The margin is slight: Thirty-three percent in the latest ABC News Consumer Comfort survey said the economy’s getting better, while 29 percent said it’s still worsening. The rest said it’s holding steady, and for nearly everyone, steady is dreadful; 88 percent say it’s in bad shape overall.
Nonetheless that 88 percent is its fewest, however slightly, since October 2008. And the slight advantage in optimistic expectations over pessimistic ones is a first since January 2004.
What this has to do with politics is potentially profound; absent an unpopular war there’s no more powerful political force than economic discontent. It’s far and away the prime fuel for the anti-incumbent fires now raging. When economically stressed Americans wonder who’s looking out for them, it becomes easy to paint incumbents as looking out only for themselves (Specter’s party switch was Joe Sestak’s greatest gift) and to paint the system more broadly as a bloated and failed one (the message of Paul and his Tea Party movement).
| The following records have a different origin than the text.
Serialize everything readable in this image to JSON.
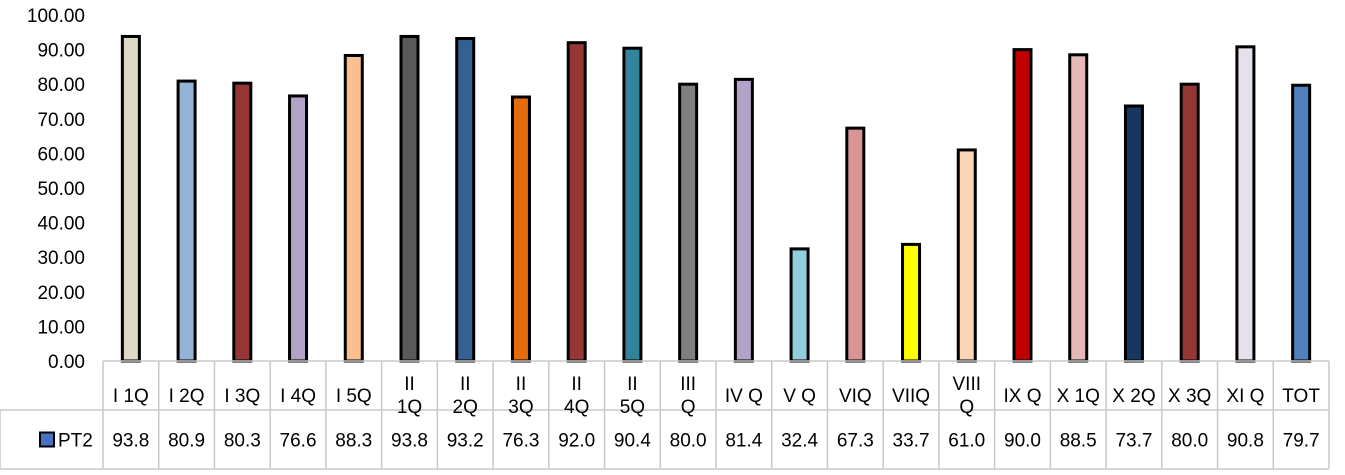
{
  "chart_data": {
    "type": "bar",
    "title": "",
    "xlabel": "",
    "ylabel": "",
    "ylim": [
      0,
      100
    ],
    "yticks": [
      "0.00",
      "10.00",
      "20.00",
      "30.00",
      "40.00",
      "50.00",
      "60.00",
      "70.00",
      "80.00",
      "90.00",
      "100.00"
    ],
    "categories": [
      "I 1Q",
      "I 2Q",
      "I 3Q",
      "I 4Q",
      "I 5Q",
      "II 1Q",
      "II 2Q",
      "II 3Q",
      "II 4Q",
      "II 5Q",
      "III Q",
      "IV Q",
      "V Q",
      "VIQ",
      "VIIQ",
      "VIII Q",
      "IX Q",
      "X 1Q",
      "X 2Q",
      "X 3Q",
      "XI Q",
      "TOT"
    ],
    "series": [
      {
        "name": "PT2",
        "values": [
          93.8,
          80.9,
          80.3,
          76.6,
          88.3,
          93.8,
          93.2,
          76.3,
          92.0,
          90.4,
          80.0,
          81.4,
          32.4,
          67.3,
          33.7,
          61.0,
          90.0,
          88.5,
          73.7,
          80.0,
          90.8,
          79.7
        ],
        "labels": [
          "93.8",
          "80.9",
          "80.3",
          "76.6",
          "88.3",
          "93.8",
          "93.2",
          "76.3",
          "92.0",
          "90.4",
          "80.0",
          "81.4",
          "32.4",
          "67.3",
          "33.7",
          "61.0",
          "90.0",
          "88.5",
          "73.7",
          "80.0",
          "90.8",
          "79.7"
        ],
        "legend_color": "#4472C4"
      }
    ],
    "bar_colors": [
      "#DDD9C4",
      "#95B3D7",
      "#953735",
      "#B3A2C7",
      "#FAC090",
      "#595959",
      "#366092",
      "#E46C0A",
      "#953735",
      "#31849B",
      "#7F7F7F",
      "#B3A2C7",
      "#92CDDC",
      "#D99594",
      "#FFFF00",
      "#FCD5B4",
      "#C00000",
      "#E6B9B8",
      "#17375E",
      "#953735",
      "#E6E0EC",
      "#4F81BD"
    ],
    "grid": false,
    "legend": "data-table"
  }
}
The Tea Party has an appeal that’s rooted in ideological as well as economic views. As our last ABC/Post poll on the movement showed, its support draws overwhelmingly from conservatives, Republicans and critics of Barack Obama’s policies. That positions the movement perfectly to stick a thumb in the institutional Republican Party’s eye, as Paul did so deftly in winning the GOP nomination for the U.S. Senate in Kentucky yesterday.
But while primaries can be won in the activist wings, general elections are more apt to be decided in the political center. The question for the Tea Party, and for anti-government, anti-incumbent discontent in general, is how it plays in the midfield. And that’s where ideology counts less – and economic discontent means more.
There’s plenty left to chew on. Unemployment’s 9.9 percent, long-term joblessness is off the charts and our index of current consumer sentiment is still 31 points below its 25-year average. (Current sentiment tends to lag recoveries; economic expectations, less so.) The recession’s been so deep for so long, with so much damage to so many, that it’s not going to be a simple matter for the public to forgive and forget.
Fewer than six months before the 2010 election, the time for a turnaround to benefit incumbents is short, but also their last, best hope. What counts is not just when recovery occurs, but how robust it is – how quickly it makes itself felt in people’s lives. The 1983 recovery was sharp; the one from 1992 on, laggardly. The pace this time will tell much – for the economy and for our politics alike.